DOMINANT POSITION EXERCISED BY BCCI

The example of the Board of Control for Cricket in India (BCCI) & Indian Premier League (IPL) can be used to demonstrate how granting excessive monopoly to an organisation leads to continuous abuse of the dominant position by the reason of it being a regulator as well as a player in the same market. In the case of Surinder Singh Barmi vs Board of Control for Cricket in India, the Competition Commission of India (CCI) established that the BCCI exercises dominant position in the market with respect to the organisation of professional domestic cricket leagues in India. The court emphasised on the need of showing connection of restriction with the integrity of sports and interests of the consumers and for the reason of this the protection of commercial interest of the media company was not considered to be an objective justification. Additionally, the case of Pan India Infraprojects Private Limited vs BCCI highlighted the exclusionary acts of BCCI where the informant was blacklisted from participating in the bidding related to broadcasting rights. The exclusionary act was in light of litigation between BCCI & Indian Cricket League (ICL) with the informant being the promoter of the latter. The ICL’s Season 3 could not be organised due to the alleged blatant use of regulatory power by the BCCI. The IPL backed by BCCI as its promoter impeded ICL and its effective first mover advantage in the relevant market. The above-mentioned comparison intends to highlight the need for careful consideration before granting approval to such leagues as well as to ensure that an undertaking is only allowed to use its discretionary power when it is backed by sufficient framework to ensure that the same is transparent, proportional and does not impede effective competition in the market.

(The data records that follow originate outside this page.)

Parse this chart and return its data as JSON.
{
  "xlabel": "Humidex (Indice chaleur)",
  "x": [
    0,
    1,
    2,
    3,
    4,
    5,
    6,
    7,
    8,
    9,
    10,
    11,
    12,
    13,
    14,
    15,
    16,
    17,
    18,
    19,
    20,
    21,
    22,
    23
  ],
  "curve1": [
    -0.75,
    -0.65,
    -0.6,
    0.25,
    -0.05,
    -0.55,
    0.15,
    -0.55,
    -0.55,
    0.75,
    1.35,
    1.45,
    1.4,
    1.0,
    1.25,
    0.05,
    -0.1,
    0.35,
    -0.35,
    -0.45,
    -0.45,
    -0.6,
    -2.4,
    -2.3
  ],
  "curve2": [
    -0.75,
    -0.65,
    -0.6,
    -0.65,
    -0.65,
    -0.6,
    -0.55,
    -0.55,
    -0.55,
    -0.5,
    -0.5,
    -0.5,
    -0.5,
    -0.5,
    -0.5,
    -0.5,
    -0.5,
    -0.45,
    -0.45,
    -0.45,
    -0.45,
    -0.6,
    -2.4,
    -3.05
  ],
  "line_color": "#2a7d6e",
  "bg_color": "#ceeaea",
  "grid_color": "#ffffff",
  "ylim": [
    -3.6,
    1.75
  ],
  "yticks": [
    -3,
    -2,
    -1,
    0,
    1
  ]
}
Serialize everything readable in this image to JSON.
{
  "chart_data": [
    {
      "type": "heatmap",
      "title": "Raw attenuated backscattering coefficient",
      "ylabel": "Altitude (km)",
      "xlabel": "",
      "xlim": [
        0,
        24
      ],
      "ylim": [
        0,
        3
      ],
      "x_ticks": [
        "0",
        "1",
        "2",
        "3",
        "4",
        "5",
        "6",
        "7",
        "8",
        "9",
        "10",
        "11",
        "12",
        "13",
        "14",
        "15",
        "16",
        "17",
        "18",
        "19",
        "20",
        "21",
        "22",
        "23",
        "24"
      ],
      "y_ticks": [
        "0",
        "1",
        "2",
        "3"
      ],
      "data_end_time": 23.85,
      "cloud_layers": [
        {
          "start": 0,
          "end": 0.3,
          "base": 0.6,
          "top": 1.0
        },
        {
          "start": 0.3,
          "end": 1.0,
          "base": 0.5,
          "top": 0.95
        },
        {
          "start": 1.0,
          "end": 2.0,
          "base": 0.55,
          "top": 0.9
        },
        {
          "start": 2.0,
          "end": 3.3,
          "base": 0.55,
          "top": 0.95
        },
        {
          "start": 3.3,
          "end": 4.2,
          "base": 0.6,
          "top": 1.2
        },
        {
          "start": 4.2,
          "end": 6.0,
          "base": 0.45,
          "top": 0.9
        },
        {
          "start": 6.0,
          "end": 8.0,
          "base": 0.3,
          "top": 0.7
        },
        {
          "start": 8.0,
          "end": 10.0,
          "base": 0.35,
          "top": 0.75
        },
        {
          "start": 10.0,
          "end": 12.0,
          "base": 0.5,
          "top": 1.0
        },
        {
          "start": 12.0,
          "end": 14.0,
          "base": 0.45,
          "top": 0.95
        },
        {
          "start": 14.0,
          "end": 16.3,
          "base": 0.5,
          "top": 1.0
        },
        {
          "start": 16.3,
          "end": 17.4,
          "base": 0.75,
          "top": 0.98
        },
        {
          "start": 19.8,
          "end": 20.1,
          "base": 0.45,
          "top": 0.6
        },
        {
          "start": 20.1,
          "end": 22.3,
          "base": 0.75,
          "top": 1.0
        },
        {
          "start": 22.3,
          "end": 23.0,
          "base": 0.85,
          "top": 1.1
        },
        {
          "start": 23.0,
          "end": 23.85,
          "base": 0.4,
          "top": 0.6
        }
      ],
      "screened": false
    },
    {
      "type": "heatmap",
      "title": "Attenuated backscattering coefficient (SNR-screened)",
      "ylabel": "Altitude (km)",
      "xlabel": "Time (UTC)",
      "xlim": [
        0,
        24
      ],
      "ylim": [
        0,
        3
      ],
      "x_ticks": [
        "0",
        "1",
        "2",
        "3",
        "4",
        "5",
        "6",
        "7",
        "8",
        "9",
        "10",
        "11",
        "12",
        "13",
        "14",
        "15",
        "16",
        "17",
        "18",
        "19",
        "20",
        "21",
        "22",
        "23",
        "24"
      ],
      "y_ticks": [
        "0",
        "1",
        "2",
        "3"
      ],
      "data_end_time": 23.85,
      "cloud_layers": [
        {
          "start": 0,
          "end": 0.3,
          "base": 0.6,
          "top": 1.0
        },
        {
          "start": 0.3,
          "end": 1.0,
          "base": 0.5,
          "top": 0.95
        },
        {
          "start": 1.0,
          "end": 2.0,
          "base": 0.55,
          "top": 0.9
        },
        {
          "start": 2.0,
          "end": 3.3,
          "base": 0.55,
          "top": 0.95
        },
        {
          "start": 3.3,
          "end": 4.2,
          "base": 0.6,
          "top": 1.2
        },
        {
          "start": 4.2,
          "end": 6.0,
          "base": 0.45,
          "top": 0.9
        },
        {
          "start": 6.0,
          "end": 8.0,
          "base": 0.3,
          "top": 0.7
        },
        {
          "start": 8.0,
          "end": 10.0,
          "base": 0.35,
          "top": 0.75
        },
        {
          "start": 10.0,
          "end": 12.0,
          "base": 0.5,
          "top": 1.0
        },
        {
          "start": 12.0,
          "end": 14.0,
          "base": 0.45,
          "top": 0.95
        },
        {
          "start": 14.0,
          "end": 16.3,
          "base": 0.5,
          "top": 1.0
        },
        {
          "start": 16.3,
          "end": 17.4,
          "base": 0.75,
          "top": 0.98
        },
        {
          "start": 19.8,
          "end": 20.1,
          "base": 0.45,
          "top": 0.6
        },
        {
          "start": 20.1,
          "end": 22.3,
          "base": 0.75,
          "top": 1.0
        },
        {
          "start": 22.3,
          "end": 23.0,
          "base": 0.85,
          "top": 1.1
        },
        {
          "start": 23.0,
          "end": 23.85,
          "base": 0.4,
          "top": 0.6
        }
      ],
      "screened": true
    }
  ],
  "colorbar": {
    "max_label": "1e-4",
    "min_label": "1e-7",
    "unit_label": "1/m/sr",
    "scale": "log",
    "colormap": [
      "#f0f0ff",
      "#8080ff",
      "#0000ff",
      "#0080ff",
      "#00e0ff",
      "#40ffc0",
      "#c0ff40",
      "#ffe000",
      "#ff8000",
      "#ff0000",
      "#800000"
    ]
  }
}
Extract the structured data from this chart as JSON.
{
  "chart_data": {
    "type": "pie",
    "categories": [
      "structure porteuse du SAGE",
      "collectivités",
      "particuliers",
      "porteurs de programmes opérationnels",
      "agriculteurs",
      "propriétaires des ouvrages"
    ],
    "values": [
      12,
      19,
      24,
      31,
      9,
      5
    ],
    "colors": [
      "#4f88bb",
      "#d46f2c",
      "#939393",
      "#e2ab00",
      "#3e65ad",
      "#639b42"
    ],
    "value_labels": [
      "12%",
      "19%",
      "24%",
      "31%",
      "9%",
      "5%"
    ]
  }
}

EXISTING CONCERNS AND THE WAY FORWARD

The CJEU mentioned that rules such as Article 49 of the UEFA statute, which deals with prior approval are anti-competitive as they lack a well-defined established framework and regulate discretion associated with the same. While, the same does not mechanically approve competitions like the ESL, critics of this judgement as well as the for critics of the development of the ESL argue that the CJEU has missed out on an opportunity to provide necessary guidelines on the issue. The European Commission (EC) is actively taking strides to frame guidelines with respect to the exclusionary abuses but the same needs to be done keeping in the mind the integrity and value associated with that sport. This unregulated discretion often leads to abuses and thus advocate for need of an effective oversight mechanism.


The author is additionally concerned about the closed nature of the proposed league. The closed league is likely to facilitate the obvious exploitation of dominant position. The initial proposal contained 12 permanent members who have huge following around the world and the creation of a new competing league in Europe would lead to shifting of viewership and fans to the ESL. This may result in the emergence of another monopoly because of the huge wealth and influence these clubs have owing to their fans. In this situation the group of permanent members might abuse their dominant position and restrict entry of other effective competition in that market. While the introduction of European Super League could be highly beneficial for the consumers on one hand, the concerns with respect to the closed nature of the proposed league and likelihood of abuse of dominant position should not be ignored while granting approval to the league. The concern regarding the same can be possibly avoided by making them subject to a predetermined framework and substantive criteria which would ensure that their actions are constantly regulated as to avoid any anti-competitive practices by them.